To the credit of this pioneer shihan generation, today Aikido has grown all over the world. Of their seniors, only a handful remain. Some of them still speak of this pioneer generation with a lack of understanding about the sacrifices they made to make our Aikido world of today a reality. I have heard them say “We helped them by sending them out into the world way back then. If they had stayed in Japan, there would have been no jobs for them”.

This growth in the development of Aikido in the world did not result from the part-time efforts of “salary man” Aikido Instructors who taught from “nine to five” with a guaranteed salary, set class schedules, and administrations that process students for them. This growth came from the power of the pioneers that lived their lives on the front lines building our Aikido world from scratch.

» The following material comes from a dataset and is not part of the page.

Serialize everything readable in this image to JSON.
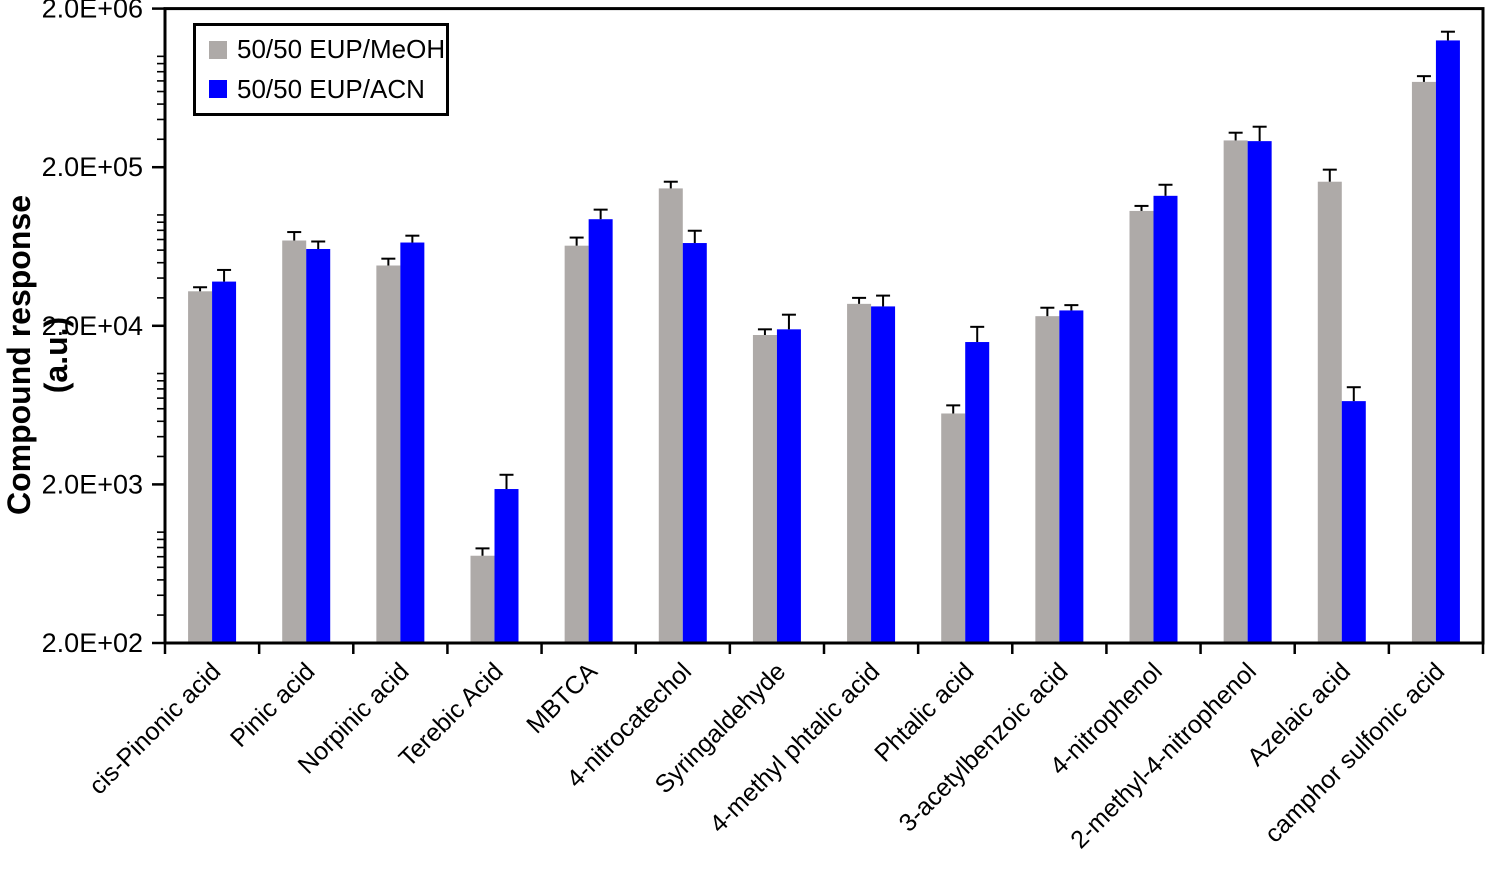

I may have spoken too long on this subject, but it I think it is important that you understand the kind of life pioneer shihan like Kanai Shihan lived; the kind of character they had to have to make Aikido available to all of their students, like you. Everyone’s life comes to an end however; this is reality. What remains after death, remains in the words and hearts of those who remember. At the time of death of an individual, everything stops for them. Time does not stop however and continues forward. A new truth begins the very second after…

A few months after Kanai Shihan’s passing, a student in the Boston area, invited me to come to teach a seminar. The dojo he was training at had been affiliated with Kanai Shihan. Out of respect for Kanai Shihan’s passing I politely refused. I told him “In Japanese culture, a common period of mourning is one year. It would be inappropriate for me to come during this period of time. I think that things are hard for you right now, but it is important for you to take care of yourselves and your dojo during this time”. This student’s dojo did not heed my words however and another Japanese instructor came within a short period of time.

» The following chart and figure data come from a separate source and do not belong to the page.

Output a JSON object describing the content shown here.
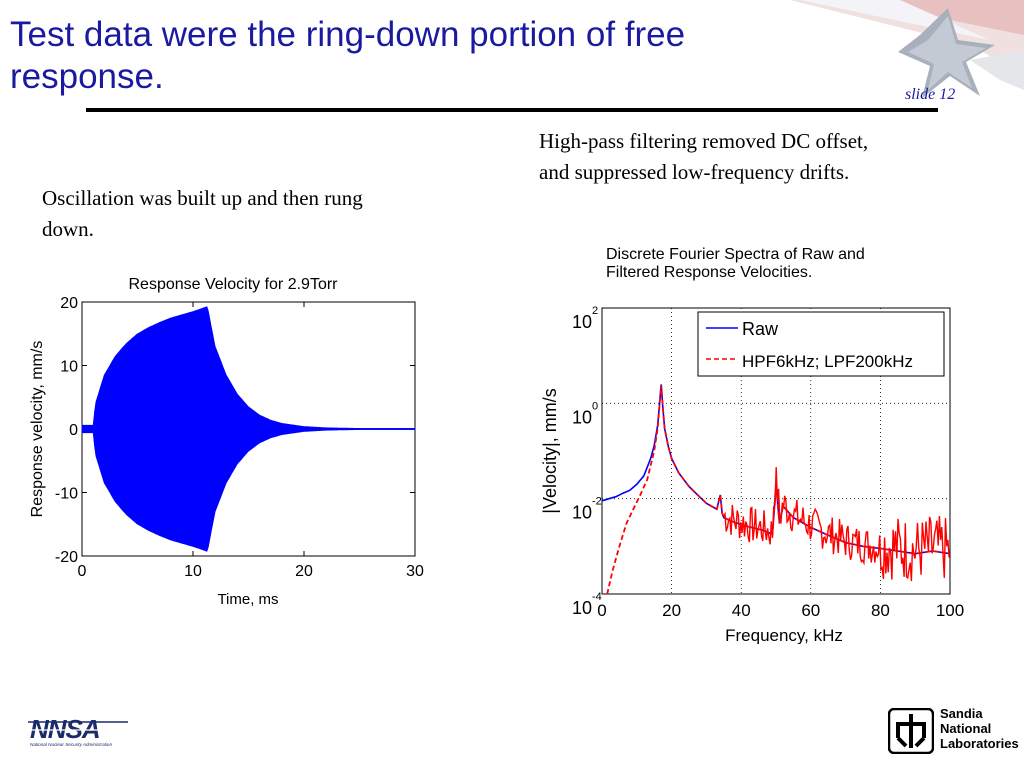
{
  "slide": {
    "title_line1": "Test data were the ring-down portion of free",
    "title_line2": "response.",
    "slide_number": "slide 12",
    "note_left": "Oscillation was built up and then rung down.",
    "note_right": "High-pass filtering removed DC offset, and suppressed low-frequency drifts.",
    "spectra_caption_line1": "Discrete Fourier Spectra of Raw and",
    "spectra_caption_line2": "Filtered Response Velocities."
  },
  "logos": {
    "nnsa_text": "NNSA",
    "nnsa_subtitle": "National Nuclear Security Administration",
    "sandia_line1": "Sandia",
    "sandia_line2": "National",
    "sandia_line3": "Laboratories"
  },
  "colors": {
    "title": "#1a1aa0",
    "raw": "#0000ff",
    "filtered": "#ff0000"
  },
  "chart_data": [
    {
      "type": "line",
      "title": "Response Velocity for 2.9Torr",
      "xlabel": "Time, ms",
      "ylabel": "Response velocity, mm/s",
      "xlim": [
        0,
        30
      ],
      "ylim": [
        -20,
        20
      ],
      "xticks": [
        "0",
        "10",
        "20",
        "30"
      ],
      "yticks": [
        "20",
        "10",
        "0",
        "-10",
        "-20"
      ],
      "envelope": {
        "t": [
          0,
          1,
          1.2,
          2,
          3,
          4,
          5,
          6,
          7,
          8,
          9,
          10,
          11.3,
          12,
          13,
          14,
          15,
          16,
          17,
          18,
          20,
          22,
          25,
          30
        ],
        "amp": [
          0.6,
          0.6,
          4,
          8.5,
          11.5,
          13.5,
          15,
          16,
          16.8,
          17.5,
          18,
          18.5,
          19.3,
          13,
          8.5,
          5.5,
          3.5,
          2.2,
          1.4,
          0.9,
          0.4,
          0.2,
          0.1,
          0.1
        ]
      },
      "series": [
        {
          "values_desc": "ring-down oscillation"
        }
      ]
    },
    {
      "type": "line",
      "ylog": true,
      "xlabel": "Frequency, kHz",
      "ylabel": "|Velocity|, mm/s",
      "xlim": [
        0,
        100
      ],
      "ylim": [
        0.0001,
        100
      ],
      "xticks": [
        "0",
        "20",
        "40",
        "60",
        "80",
        "100"
      ],
      "yticks": [
        {
          "base": "10",
          "exp": "2"
        },
        {
          "base": "10",
          "exp": "0"
        },
        {
          "base": "10",
          "exp": "-2"
        },
        {
          "base": "10",
          "exp": "-4"
        }
      ],
      "grid": true,
      "legend_position": "top-right",
      "series": [
        {
          "name": "Raw",
          "x": [
            0,
            2,
            4,
            6,
            8,
            10,
            12,
            14,
            15,
            16,
            16.5,
            17,
            17.5,
            18,
            19,
            20,
            22,
            25,
            28,
            30,
            33,
            34,
            34.5,
            35,
            38,
            42,
            46,
            49,
            50,
            51,
            52,
            55,
            60,
            65,
            70,
            75,
            80,
            85,
            90,
            95,
            100
          ],
          "y": [
            0.009,
            0.01,
            0.011,
            0.013,
            0.015,
            0.02,
            0.03,
            0.07,
            0.13,
            0.35,
            0.9,
            2.5,
            0.8,
            0.3,
            0.13,
            0.07,
            0.035,
            0.018,
            0.011,
            0.008,
            0.006,
            0.012,
            0.005,
            0.004,
            0.0032,
            0.0026,
            0.0022,
            0.0018,
            0.02,
            0.003,
            0.007,
            0.004,
            0.0025,
            0.0017,
            0.0012,
            0.001,
            0.0009,
            0.0008,
            0.0007,
            0.0008,
            0.0007
          ]
        },
        {
          "name": "HPF6kHz; LPF200kHz",
          "x": [
            1.5,
            3,
            5,
            7,
            9,
            11,
            13,
            14,
            15,
            16,
            16.5,
            17,
            17.5,
            18,
            19,
            20,
            22,
            25,
            28,
            30,
            33,
            34,
            34.5,
            35,
            38,
            42,
            46,
            49,
            50,
            51,
            52,
            55,
            60,
            65,
            70,
            75,
            80,
            85,
            90,
            95,
            100
          ],
          "y": [
            0.0001,
            0.0003,
            0.001,
            0.003,
            0.006,
            0.012,
            0.025,
            0.05,
            0.1,
            0.3,
            0.85,
            2.4,
            0.8,
            0.3,
            0.13,
            0.07,
            0.035,
            0.018,
            0.011,
            0.008,
            0.006,
            0.012,
            0.005,
            0.004,
            0.0032,
            0.0026,
            0.0022,
            0.0018,
            0.02,
            0.003,
            0.007,
            0.004,
            0.0025,
            0.0017,
            0.0012,
            0.001,
            0.0009,
            0.0008,
            0.0007,
            0.0008,
            0.0007
          ]
        }
      ]
    }
  ]
}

This was not the first time this Japanese instructor had approached satellite dojos of other pioneer shihan soon after their deaths. He had also visited satellite dojos of the late Fumio Toyoda Shihan who founded and developed first Ki no kenkyukai and AAA, an active an vital organization with dojos in many countries world-wide, and the satellite dojos of late Akira Tohei Shihan.

In my experience this type of behavior is a breech of etiquette and good manners, but for some these times are a good chance for personal expansion; different value systems and different life goals. “Market share” competition is a reality for some. This is part of life too, and is something you need to be aware of during your time of transition. In my opinion, true respect for the one who has passed from us, beyond any style or organizational boundaries is true bujin (samurai spirit).

It seems like there are many changes happening around you, and some of these changes are painful for your heart. My advice is to not run or hide from these changes, but to face them straight on. Study and learn from what you see around you. Do not close your eyes to the lessons that can be learned from what is happening. Some of the lessons we learn from what is happening around us are not happy ones, but if we gather all of the information we receive our wisdom and understanding grows, and our perspective about life grows wider as well. I believe that standing up straight is the best way to face and understand life, and the best way to understand what decisions will be correct for you.

Your loyalty to Kanai Shihan and his family is commendable and very valuable. Please continue the great work of Kanai Shihan by being a testimonial to others about his teaching. This will also help you heal.

You are welcome to visit and practice at Nippon Kan in Denver anytime you would like, just let us know.

*note from editor. Quotes from pioneer shihan and their associates were taken from the interviews and personal experiences of the author.